I just finished designing and implementing a state based game using polymorphism.

Using a base abstract class called GamePhase that has one important method

abstract public GamePhase turn();

What this means is every GamePhase object holds the current state of the game, and a call to turn() looks at its current state and returns the next GamePhase.

Each concrete GamePhase has constructors that hold the entire game state. Each turn() method has a little bit of the game rules inside them. While this spreads the rules around, it keeps related rules close together. The end result of each turn() is just creating the next GamePhase and passing in the full state into the next phase.

This allows turn() to be very flexible. Depending on your game a given state can branch to many different types of phases. This forms a graph of all game phases.

At the highest level the code to drive it is very simple:

GamePhase state = ...initial phase
while(true) {
    // read the state, do some ui work
    state = state.turn();
}

This is extremely useful as I can now easily create any state/phase of the game for testing

Now to answer the second part of your question, how does this work in multiplayer? Within certain GamePhases that require user input, a call from turn() would ask the current Player their Strategy given the current state/phase. Strategy is just a interface of all the possible decisions a Player can make. This setup also allows Strategy to be implemented with AI!

Also Andrew Top said:

Your game can probably be in a (close to) infinite amount of states because of the permutations of things like how much money player A has, how much money player B has, and etc... Therefore, I'm pretty sure you want to stay away from state machines.

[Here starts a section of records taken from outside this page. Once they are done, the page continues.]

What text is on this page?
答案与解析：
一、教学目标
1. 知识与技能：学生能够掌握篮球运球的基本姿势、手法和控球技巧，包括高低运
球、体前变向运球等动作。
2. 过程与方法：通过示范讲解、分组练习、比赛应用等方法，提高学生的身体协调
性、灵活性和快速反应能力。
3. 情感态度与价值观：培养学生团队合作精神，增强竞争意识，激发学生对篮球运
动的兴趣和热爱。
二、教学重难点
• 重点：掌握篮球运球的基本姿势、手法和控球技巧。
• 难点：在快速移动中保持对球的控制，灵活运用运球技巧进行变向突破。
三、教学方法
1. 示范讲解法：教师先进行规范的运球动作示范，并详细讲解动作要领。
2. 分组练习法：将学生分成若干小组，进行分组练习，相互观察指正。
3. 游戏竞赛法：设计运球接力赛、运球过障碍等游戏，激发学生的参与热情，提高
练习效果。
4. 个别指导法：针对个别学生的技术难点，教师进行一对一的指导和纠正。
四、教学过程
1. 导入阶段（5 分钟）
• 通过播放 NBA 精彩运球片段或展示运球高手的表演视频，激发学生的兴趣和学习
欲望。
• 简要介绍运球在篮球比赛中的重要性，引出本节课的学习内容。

I think that statement is very misleading, while it is true that there are a lot of different game states, there are only a few game phases. To handle his example, all it would be is an integer parameter to the constructors of my concrete GamePhases.

Monopoly

Example of some GamePhases would be:

  • GameStarts
  • PlayerRolls
  • PlayerLandsOnProperty (FreeParking, GoToJail, Go, etc)
  • PlayerTrades
  • PlayerPurchasesProperty
  • PlayerPurchasesHouses
  • PlayerPurchasesHotels
  • PlayerPaysRent
  • PlayerBankrupts
  • (All Chance and Community Chest cards)

And some states in the base GamePhase are:

  • List of Players
  • Current Player (who's turn)
  • Player's Money/Property
  • Houses/Hotels on Properties
  • Player Position

And then some phases would record their own state as needed, for example PlayerRolls would record the number of times a player has roll consecutive doubles. Once we leave the PlayerRolls phase, we don't care about consecutive rolls anymore.

A lot of phases can be reused and linked together. For example the GamePhase CommunityChestAdvanceToGo would create the next phase PlayerLandsOnGo with the current state and return it. In the constructor of PlayerLandsOnGo the current player would be moved to Go and their money would be incremented by $200.